Bel colpo! E' fuori discussione che l'ingegneria nucleare abbia fatto passi da gigante negli ultimi 50 anni (anche se - fa notare Fells - ci sono reattori di 40 anni fa perfettamente funzionanti là fuori). Però Ian avrebbe potuto dire due parole in più sulle nuove tecniche di trattamento dei rifiuti radioattivi, problema sentitissimo specie in Italia che ne produce un infinitesimo degli altri paesi (tra la platea c'era gente che abbozzava degli "e le scorie?" soffocati).

Con brio tipicamente inglese, ha preferito invece terminare la sua presentazione con vaneggiamenti sulla fusione nucleare (calda, ovviamente!) per poi scadere in quella che - per ora - è pura fantascienza, paventando un possibile sfruttamento delle onde gravitazionali come oggi si fa per quelle elettromagnetiche.

Pare quindi che Fells abbia perso un'ottima occasione per istruire il pubblico italiano sui moderni sistemi di messa in sicurezza dei rifiuti radioattivi, un'argomento sul quale c'è un'ignoranza sconfinata nel bel paese.


Colin J. Campbell :: il protocollo di Rimini


Il modo con cui Colin ha fatto il suo tributo rituale alla limitatezza delle risorse da' un'idea della stupidità profonda di certi economisti, perciò l'ho addirittura annotato e vado ora a riportarvelo.
Colin parla di un "atto di fede" di certi economisti-induttivisti (non c'è bisogno di offenderli ulteriormente dandogli anche esplicitamente dei tacchini...): i minerali sono inesauribili, e si rinnovano man mano che vengono estratti.
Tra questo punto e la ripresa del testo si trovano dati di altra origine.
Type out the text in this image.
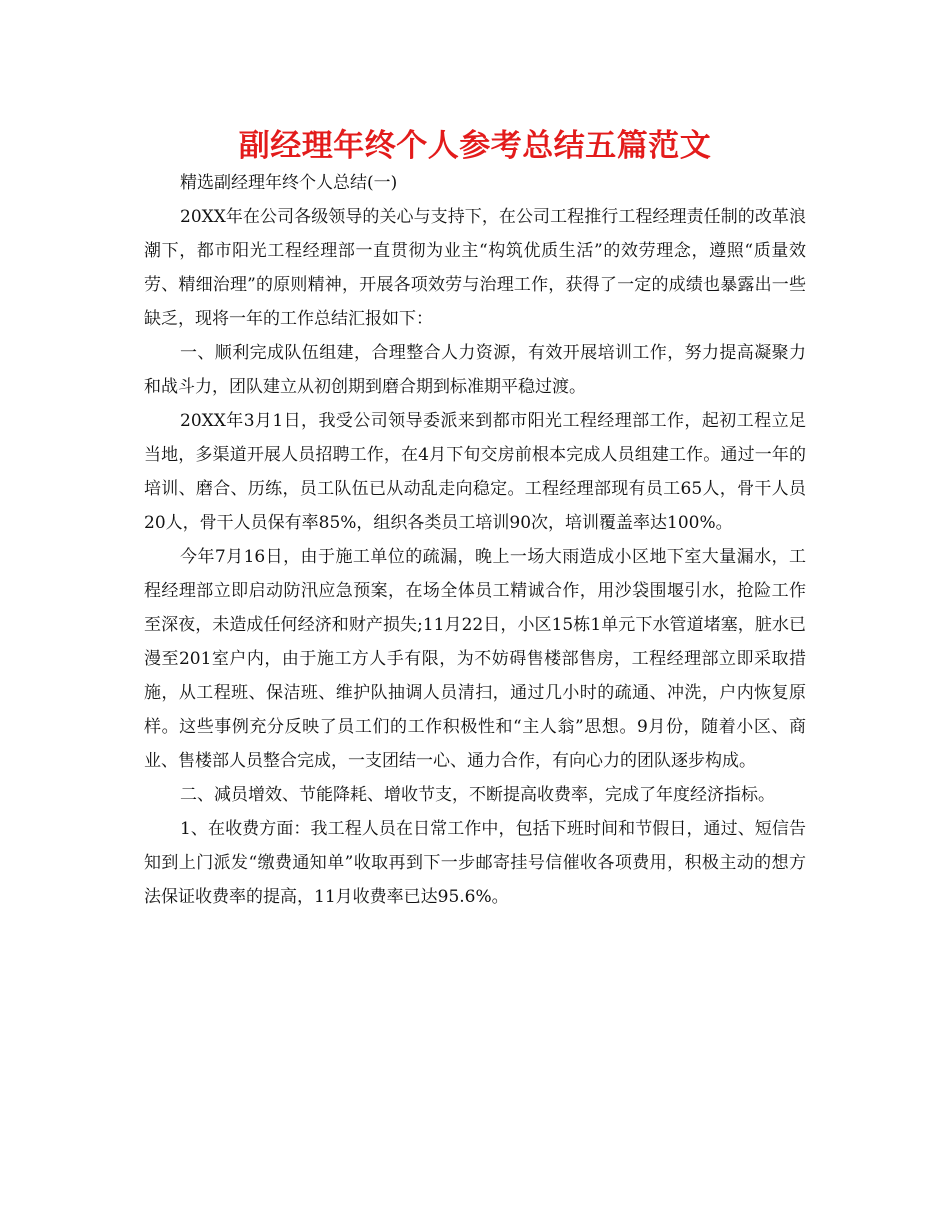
副经理年终个人参考总结五篇范文

精选副经理年终个人总结(一)

20XX年在公司各级领导的关心与支持下，在公司工程推行工程经理责任制的改革浪潮下，都市阳光工程经理部一直贯彻为业主“构筑优质生活”的效劳理念，遵照“质量效劳、精细治理”的原则精神，开展各项效劳与治理工作，获得了一定的成绩也暴露出一些缺乏，现将一年的工作总结汇报如下：

一、顺利完成队伍组建，合理整合人力资源，有效开展培训工作，努力提高凝聚力和战斗力，团队建立从初创期到磨合期到标准期平稳过渡。

20XX年3月1日，我受公司领导委派来到都市阳光工程经理部工作，起初工程立足当地，多渠道开展人员招聘工作，在4月下旬交房前根本完成人员组建工作。通过一年的培训、磨合、历练，员工队伍已从动乱走向稳定。工程经理部现有员工65人，骨干人员20人，骨干人员保有率85%，组织各类员工培训90次，培训覆盖率达100%。

今年7月16日，由于施工单位的疏漏，晚上一场大雨造成小区地下室大量漏水，工程经理部立即启动防汛应急预案，在场全体员工精诚合作，用沙袋围堰引水，抢险工作至深夜，未造成任何经济和财产损失;11月22日，小区15栋1单元下水管道堵塞，脏水已漫至201室户内，由于施工方人手有限，为不妨碍售楼部售房，工程经理部立即采取措施，从工程班、保洁班、维护队抽调人员清扫，通过几小时的疏通、冲洗，户内恢复原样。这些事例充分反映了员工们的工作积极性和“主人翁”思想。9月份，随着小区、商业、售楼部人员整合完成，一支团结一心、通力合作，有向心力的团队逐步构成。

二、减员增效、节能降耗、增收节支，不断提高收费率，完成了年度经济指标。

1、在收费方面：我工程人员在日常工作中，包括下班时间和节假日，通过、短信告知到上门派发“缴费通知单”收取再到下一步邮寄挂号信催收各项费用，积极主动的想方法保证收费率的提高，11月收费率已达95.6%。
Addirittura, ciò accadrebbe più o meno parallelamente all'evoluzione del mercato.
A prova lampante di ciò sia la storia passata: è mai finito il ferro? Eppure è da migliaia di anni che lo estraiamo... E' mai finito il petrolio? No: perciò non c'è motivo per cui dovrebbe finire in futuro. A meno che... il Mercato, noto demiurgo del pianeta terra e delle sue risorse naturali, non decida che la tal risorsa non è più interessante.

Questa dottrina, spiega Colin, ha funzionato bene nella prima metà di quella che lui chiama l'"Era del Petrolio". In realtà parrebbe proprio che la crescita delle risorse acclamata da certi economisti sia un'illusione, una bufala colossale generata dalle politiche finanziarie delle compagnie petrolifere, che non rivelano mai al pubblico la loro reale disponibilità.
Tale strategia è chiaramente volta a creare un senso di dinamismo e continuità, e quindi fiducia, nel potenziale investitore: "visto, le nostre riserve sono aumentate costantemente negli ultimi 30 anni, nonostante le ingenti estrazioni", quando magari sono state fatte grosse scoperte all'inizio, pubblicate poi con gradualità.
A prova di questa tesi, Colin porta i dati presi da un rapporto della Exxon, in cui la compagnia ha dichiarato di aver rivelato i dati reali delle loro riserve. Da questi dati risulta chiaramente che le nuove scoperte hanno seguito un andamento discendente dagli anni 80' in poi.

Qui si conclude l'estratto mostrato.